Background: Patients with noninsulin-treated type 2 diabetes were documented from diagnosis to determine whether patients taking up self-monitoring of blood glucose (SMBG) are distinct by baseline characteristics, exhibit a different natural disease course, and are treated differently. Methods: The German multicenter, retrospective cohort study (ROSSO) followed 3268 persons from diagnosis of type 2 diabetes for a mean of 6.5 years. During follow-up, 1912 persons received oral antidiabetic agents (OAD) for at least 1 year, but no insulin. Data were retrieved from patient files of randomly contacted primary care practices. Results: During follow-up, 742 patients (38.8%) began with SMBG prior to an end point. Initiation of SMBG was followed by improved glycemic control. Patients in the SMBG cohort were treated more often by an internist, younger by a mean of 3 years, and more often male (p < 0.001, each). A higher percentage of persons in the SMBG cohort were treated with metformin (74.7% vs 65.0%, p < 0.001) or changed OAD therapy (66.3% of patients vs 48.3% of patients, p < 0.001). SMBG was not accompanied by more comedication.

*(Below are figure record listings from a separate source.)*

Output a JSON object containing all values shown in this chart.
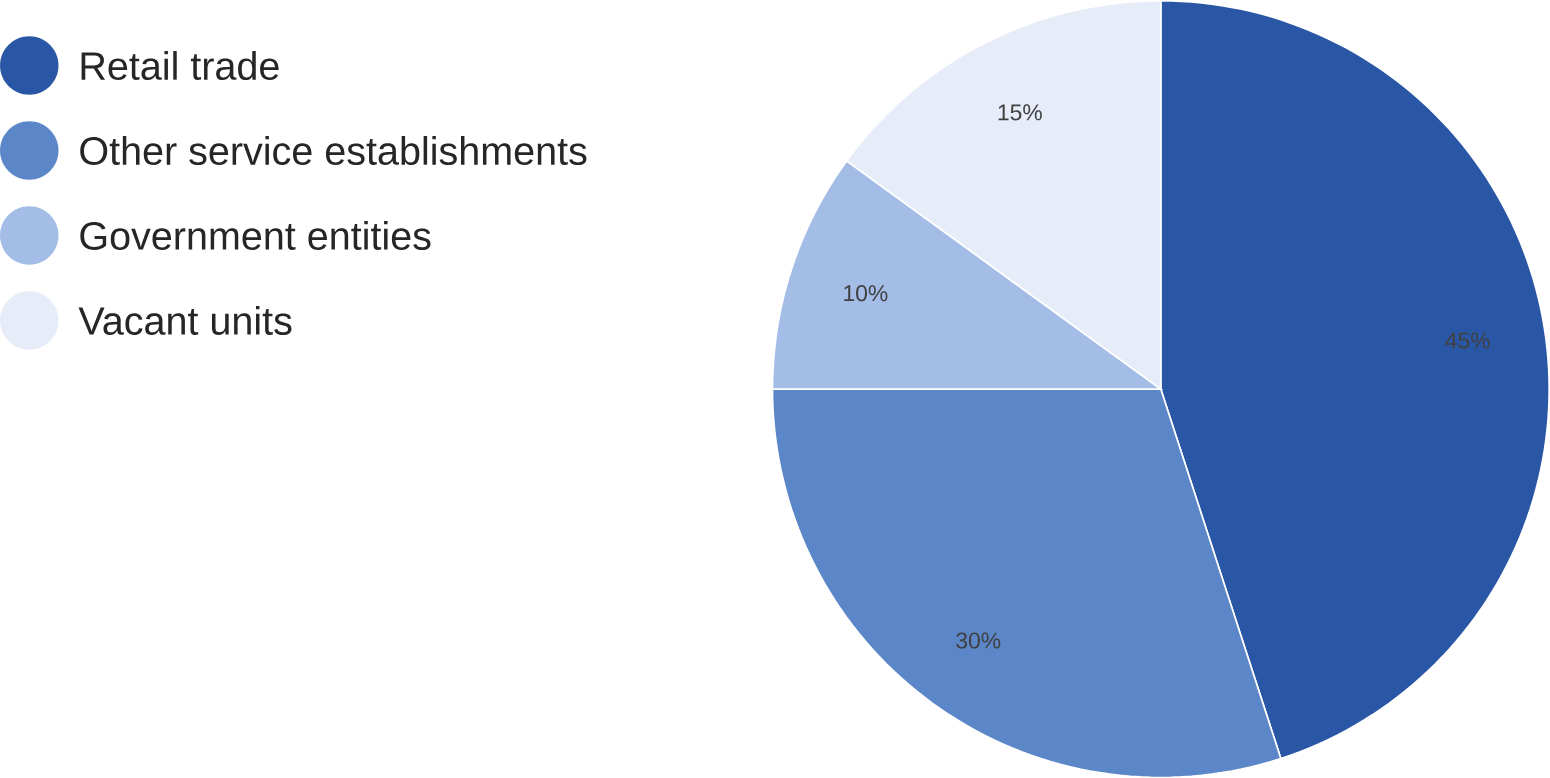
{
  "chart_data": {
    "type": "pie",
    "categories": [
      "Retail trade",
      "Other service establishments",
      "Government entities",
      "Vacant units"
    ],
    "values": [
      45,
      30,
      10,
      15
    ],
    "colors": [
      "#2a57a5",
      "#5b87c8",
      "#a3bde6",
      "#e6ecf8"
    ],
    "value_labels": [
      "45%",
      "30%",
      "10%",
      "15%"
    ],
    "legend": "top left"
  }
}
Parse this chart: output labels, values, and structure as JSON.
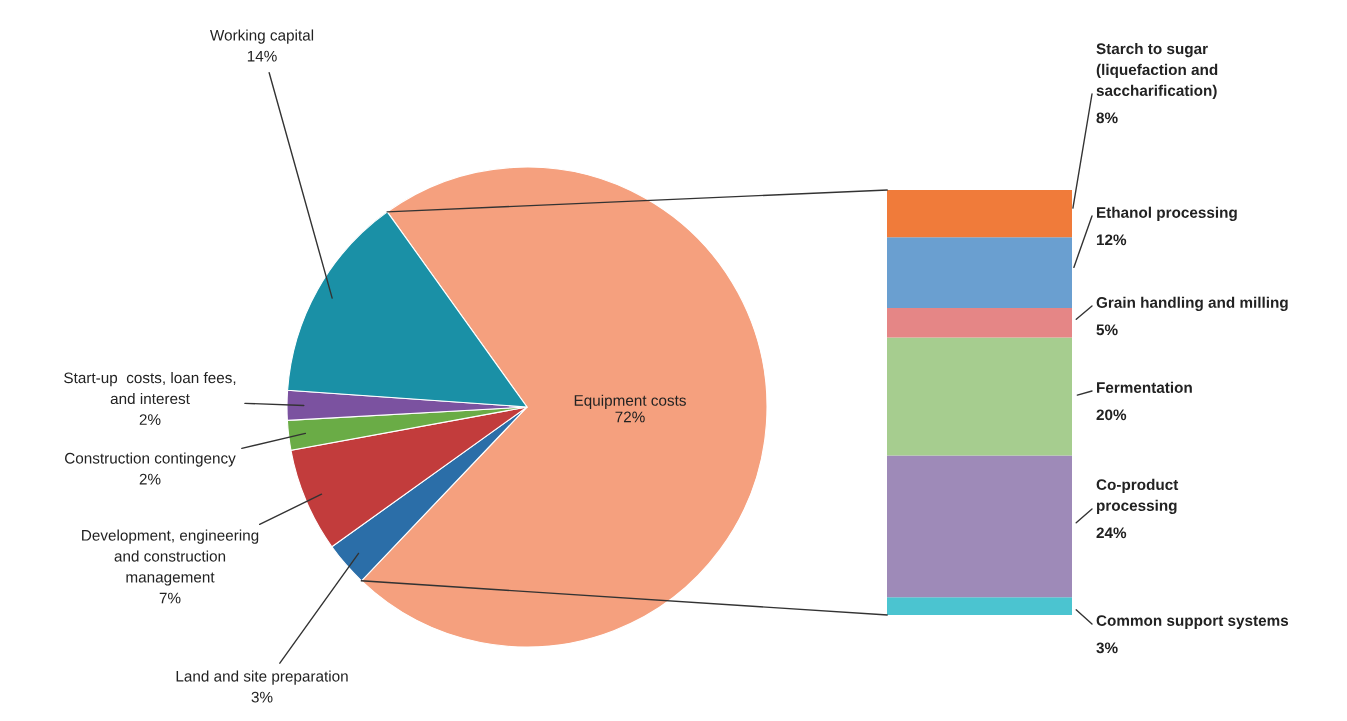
{
  "chart_data": [
    {
      "type": "pie",
      "categories": [
        "Equipment costs",
        "Land and site preparation",
        "Development, engineering\nand construction\nmanagement",
        "Construction contingency",
        "Start-up  costs, loan fees,\nand interest",
        "Working capital"
      ],
      "values": [
        72,
        3,
        7,
        2,
        2,
        14
      ],
      "value_labels": [
        "72%",
        "3%",
        "7%",
        "2%",
        "2%",
        "14%"
      ],
      "colors": [
        "#f5a07e",
        "#2b6ea8",
        "#c23c3c",
        "#6aac46",
        "#7b52a0",
        "#1a90a6"
      ]
    },
    {
      "type": "bar",
      "stacked": true,
      "categories": [
        null
      ],
      "series": [
        {
          "name": "Common support systems",
          "color": "#4bc4d0",
          "values": [
            3
          ],
          "value_labels": [
            "3%"
          ]
        },
        {
          "name": "Co-product\nprocessing",
          "color": "#9e8ab8",
          "values": [
            24
          ],
          "value_labels": [
            "24%"
          ]
        },
        {
          "name": "Fermentation",
          "color": "#a6cd8f",
          "values": [
            20
          ],
          "value_labels": [
            "20%"
          ]
        },
        {
          "name": "Grain handling and milling",
          "color": "#e58686",
          "values": [
            5
          ],
          "value_labels": [
            "5%"
          ]
        },
        {
          "name": "Ethanol processing",
          "color": "#6a9fd0",
          "values": [
            12
          ],
          "value_labels": [
            "12%"
          ]
        },
        {
          "name": "Starch to sugar\n(liquefaction and\nsaccharification)",
          "color": "#f07b3a",
          "values": [
            8
          ],
          "value_labels": [
            "8%"
          ]
        }
      ]
    }
  ]
}
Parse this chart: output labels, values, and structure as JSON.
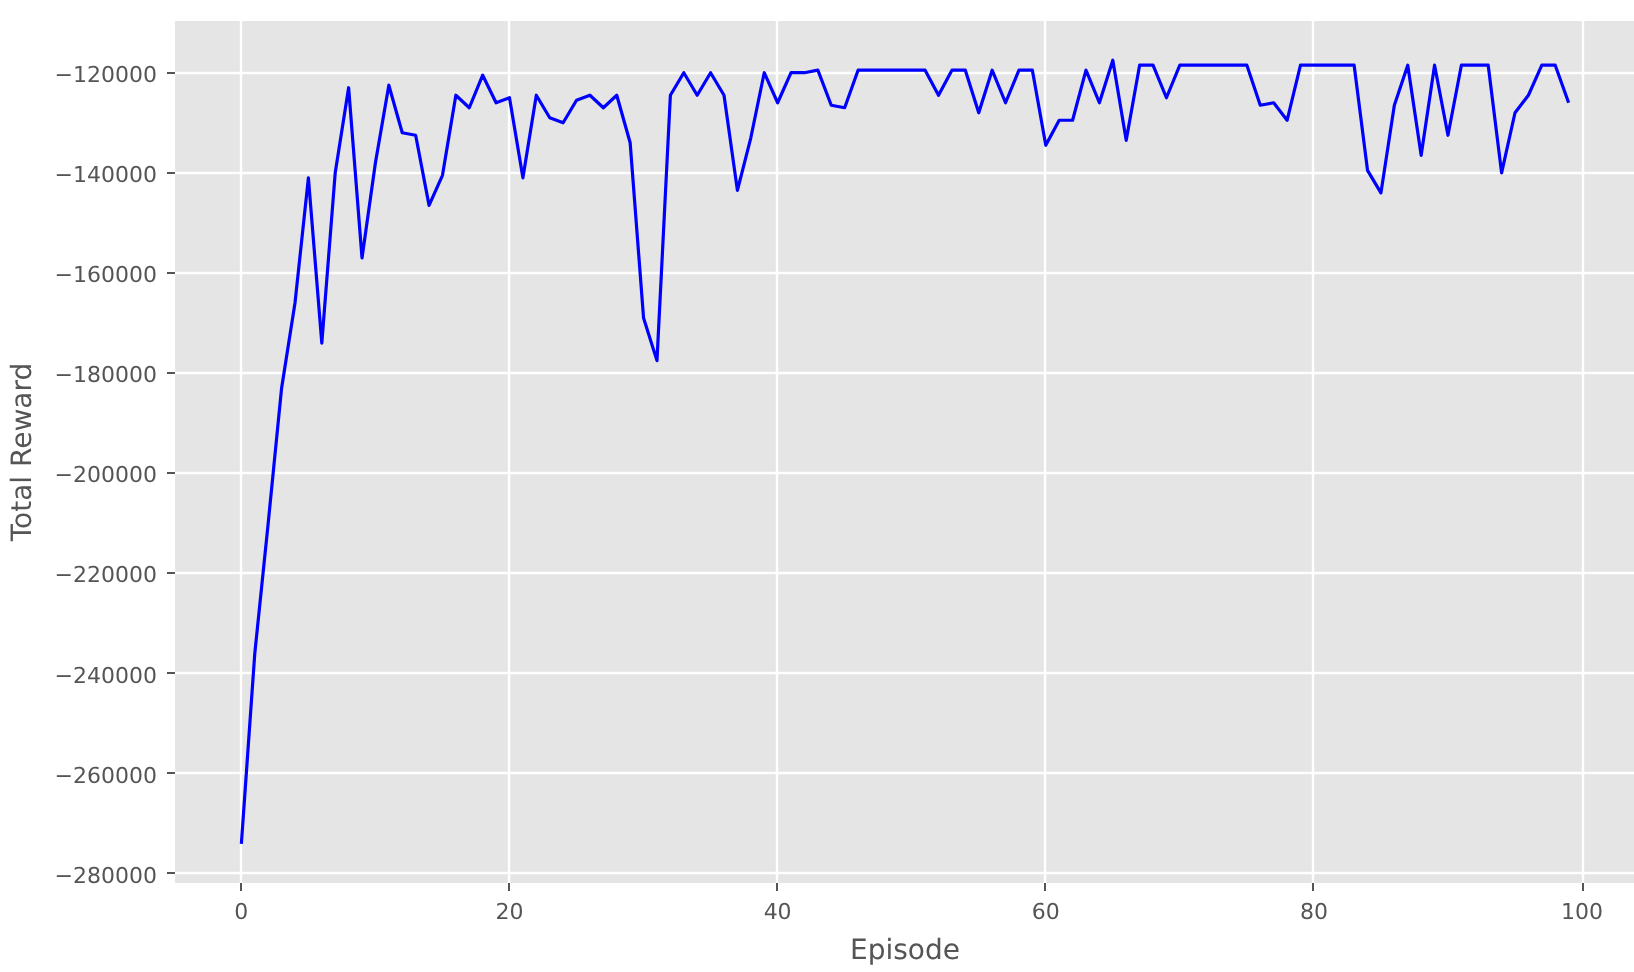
{
  "chart_data": {
    "type": "line",
    "xlabel": "Episode",
    "ylabel": "Total Reward",
    "x": [
      0,
      1,
      2,
      3,
      4,
      5,
      6,
      7,
      8,
      9,
      10,
      11,
      12,
      13,
      14,
      15,
      16,
      17,
      18,
      19,
      20,
      21,
      22,
      23,
      24,
      25,
      26,
      27,
      28,
      29,
      30,
      31,
      32,
      33,
      34,
      35,
      36,
      37,
      38,
      39,
      40,
      41,
      42,
      43,
      44,
      45,
      46,
      47,
      48,
      49,
      50,
      51,
      52,
      53,
      54,
      55,
      56,
      57,
      58,
      59,
      60,
      61,
      62,
      63,
      64,
      65,
      66,
      67,
      68,
      69,
      70,
      71,
      72,
      73,
      74,
      75,
      76,
      77,
      78,
      79,
      80,
      81,
      82,
      83,
      84,
      85,
      86,
      87,
      88,
      89,
      90,
      91,
      92,
      93,
      94,
      95,
      96,
      97,
      98,
      99
    ],
    "series": [
      {
        "color": "#0000ff",
        "values": [
          -274000,
          -236000,
          -210000,
          -183000,
          -166000,
          -141000,
          -174000,
          -140000,
          -123000,
          -157000,
          -138000,
          -122500,
          -132000,
          -132500,
          -146500,
          -140500,
          -124500,
          -127000,
          -120500,
          -126000,
          -125000,
          -141000,
          -124500,
          -129000,
          -130000,
          -125500,
          -124500,
          -127000,
          -124500,
          -134000,
          -169000,
          -177500,
          -124500,
          -120000,
          -124500,
          -120000,
          -124500,
          -143500,
          -133000,
          -120000,
          -126000,
          -120000,
          -120000,
          -119500,
          -126500,
          -127000,
          -119500,
          -119500,
          -119500,
          -119500,
          -119500,
          -119500,
          -124500,
          -119500,
          -119500,
          -128000,
          -119500,
          -126000,
          -119500,
          -119500,
          -134500,
          -129500,
          -129500,
          -119500,
          -126000,
          -117500,
          -133500,
          -118500,
          -118500,
          -125000,
          -118500,
          -118500,
          -118500,
          -118500,
          -118500,
          -118500,
          -126500,
          -126000,
          -129500,
          -118500,
          -118500,
          -118500,
          -118500,
          -118500,
          -139500,
          -144000,
          -126500,
          -118500,
          -136500,
          -118500,
          -132500,
          -118500,
          -118500,
          -118500,
          -140000,
          -128000,
          -124500,
          -118500,
          -118500,
          -126000
        ]
      }
    ],
    "xlim": [
      -4.95,
      103.95
    ],
    "ylim": [
      -281825,
      -109675
    ],
    "xticks": [
      0,
      20,
      40,
      60,
      80,
      100
    ],
    "yticks": [
      -280000,
      -260000,
      -240000,
      -220000,
      -200000,
      -180000,
      -160000,
      -140000,
      -120000
    ],
    "grid": true,
    "line_style": "solid"
  }
}
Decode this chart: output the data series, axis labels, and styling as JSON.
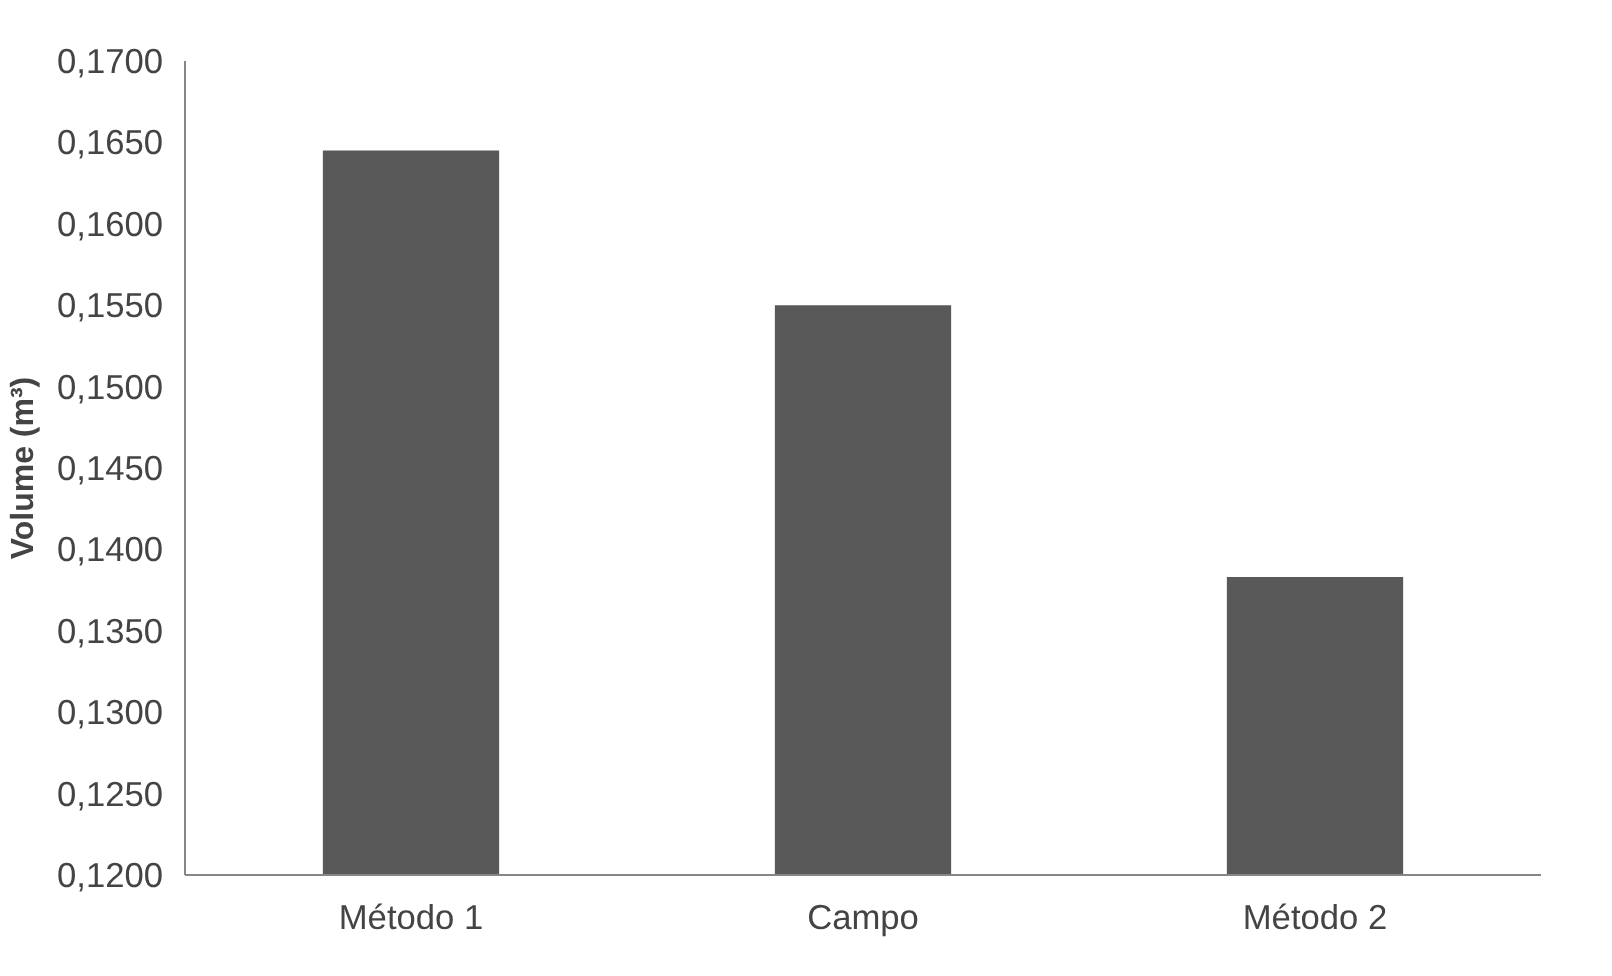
{
  "chart_data": {
    "type": "bar",
    "ylabel": "Volume (m³)",
    "categories": [
      "Método 1",
      "Campo",
      "Método 2"
    ],
    "values": [
      0.1645,
      0.155,
      0.1383
    ],
    "color": "#595959",
    "ylim": [
      0.12,
      0.17
    ],
    "yticks": [
      {
        "value": 0.12,
        "label": "0,1200"
      },
      {
        "value": 0.125,
        "label": "0,1250"
      },
      {
        "value": 0.13,
        "label": "0,1300"
      },
      {
        "value": 0.135,
        "label": "0,1350"
      },
      {
        "value": 0.14,
        "label": "0,1400"
      },
      {
        "value": 0.145,
        "label": "0,1450"
      },
      {
        "value": 0.15,
        "label": "0,1500"
      },
      {
        "value": 0.155,
        "label": "0,1550"
      },
      {
        "value": 0.16,
        "label": "0,1600"
      },
      {
        "value": 0.165,
        "label": "0,1650"
      },
      {
        "value": 0.17,
        "label": "0,1700"
      }
    ],
    "grid": false
  }
}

In the SMBG cohort, 68 persons had a clinical end point (myocardial infarction, stroke, foot amputation, blindness, hemodialysis, or all-cause mortality) (9.2%) compared to 155 persons (13.2%) in the cohort without SMBG (p = 0.04 after multivariate adjustments). Conclusion: This first large documentation of OAD-treated persons from diagnosis for 6.5 years indicates that the use of SMBG is associated with younger age at diagnosis, a higher prescription rate of metformin, more frequent changes of oral therapy, and a lower risk of a clinical end point.